Keberanian Petrus menyatakan bahwa Yesus adalah Mesias menunjukkan kualitas relasi dengan Yesus. Kualitas ini sangat ditentukan oleh kepekaan yang membentuk karakter, harga diri (self esteem) dan pilihan nilai masing-masing orang. Petrus, pribadinya yang keras, ekstrover, spontan namun karena hidup batinnya yang lembut, ia mudah dibentuk oleh relasi batin dengan Yesus, hingga sekilas saja pertanyaan Yesus tentang diri-Nya, ia sanggup menyatakan pengakuan yang tepat dan jitu. Kualitan pengenalan memudahkan Petrus tepat menyatakan bahwa Yesus adalah Mesias. Relasi batin yang kuat memudahkan rahmat Allah bekerja hingga Yesus pun meneguhkan bahwa Allah Bapa di surga yang meminjam kata-kata yang tepat untuk bersaksi tentang kebenaran. Pengalaman inilah menjadi dasar kelak bahwa Gereja dibangun dari keterbukaan setiap hati untuk dibentuk oleh rahmat. Kegagalan, kejatuhan, kerapuhan, kejahatan dan dosa ternyata tidak menghalangi rahmat untuk menjadi alat-Nya. Seperti juga kisah Santo Paulus yang semula bermisi membunuh pengikut Kristus, akhirnya menjadi rasul yang militan. Jangan bimbang dengan hidupmu yang rapuh dan kadang tidak setia, namun bimbanglah manakala hidupmu jauh dari Tuhan.

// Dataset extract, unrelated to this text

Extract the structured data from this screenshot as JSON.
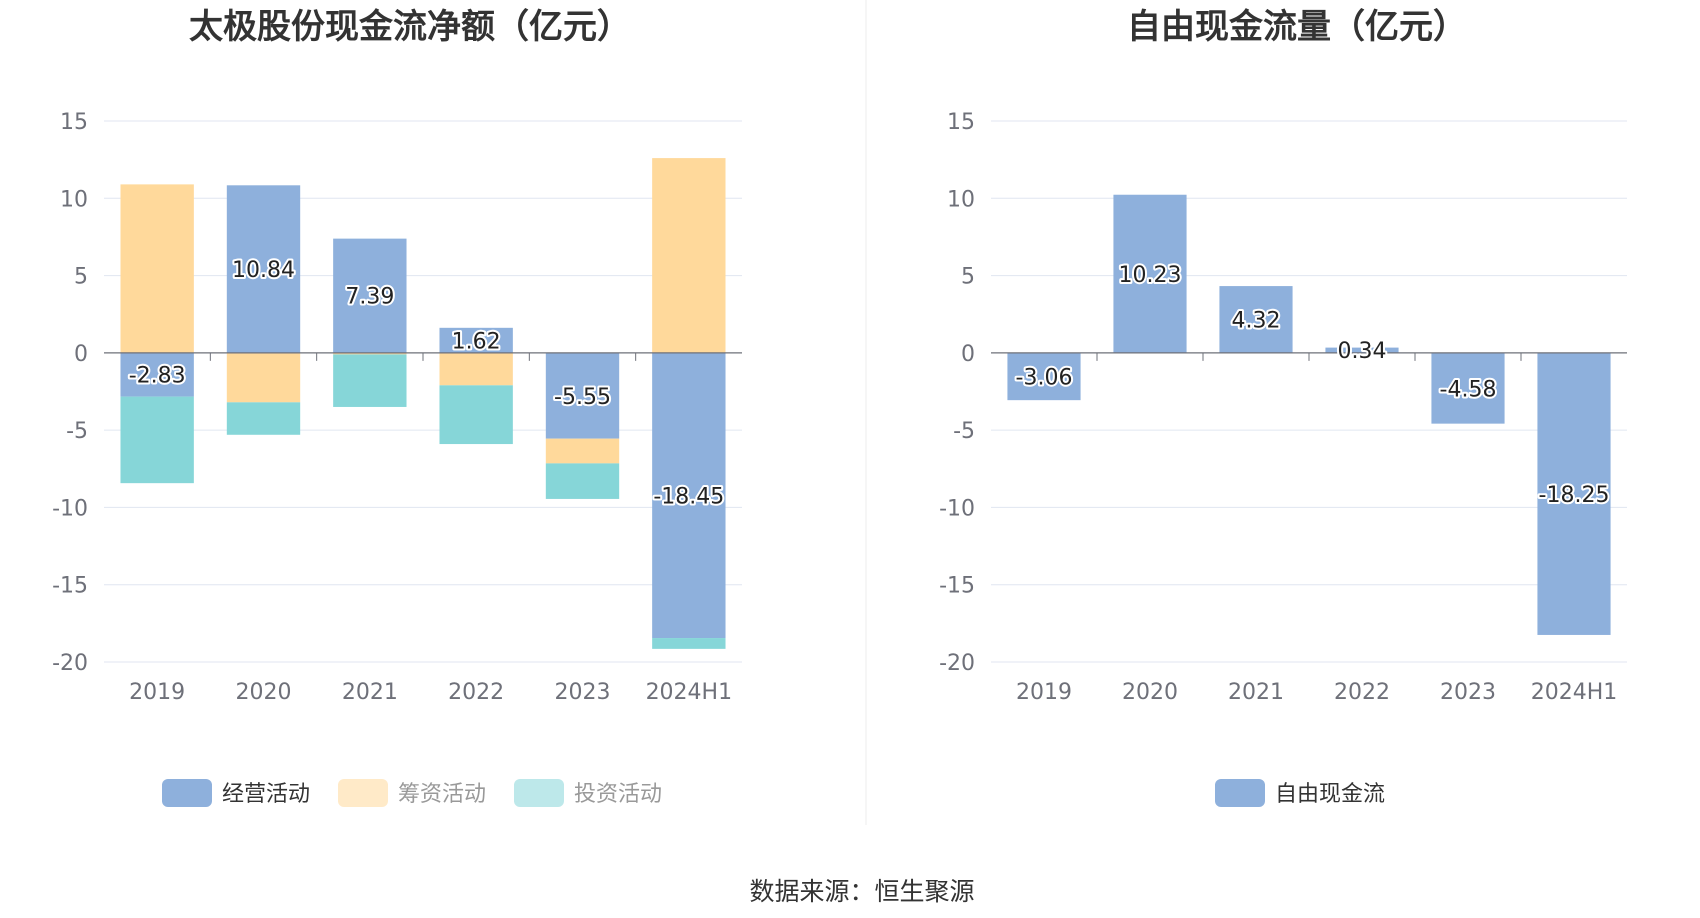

Karena kekuatanmu akan dibentuk oleh relasimu yang kuat pada Tuhan, karena dari padanya engkau akan disanggupkan merangkul setiap penderitaan, kegagalan dengan hati yang mengasihi.
Contemplating
Marilah kita hening…… memandang pekerjaan Allah dalam pergumulan batin menjalin relasi dengan Allah.
Actuating
Sikap batin apa yang perlu kubiasakan agar memiliki ikatan batin yang kuat dengan Yesus.
Reflecting
Apakah hidupku banyak ditentukan oleh gaya relasi dan pengenalan dengan Yesus ? .
Praying
Allah Bapa kami, lembutkanlah kekerasan hatiku, agar jiwaku mudah dibentuk oleh relasi kami dengan Yesus PuteraMu, sehingga sebagaimana St. Petrus dan St. Paulus menjadi perantara rahmat bagi Gereja yang hidup. Demi Kristus Tuhan kami. Amin.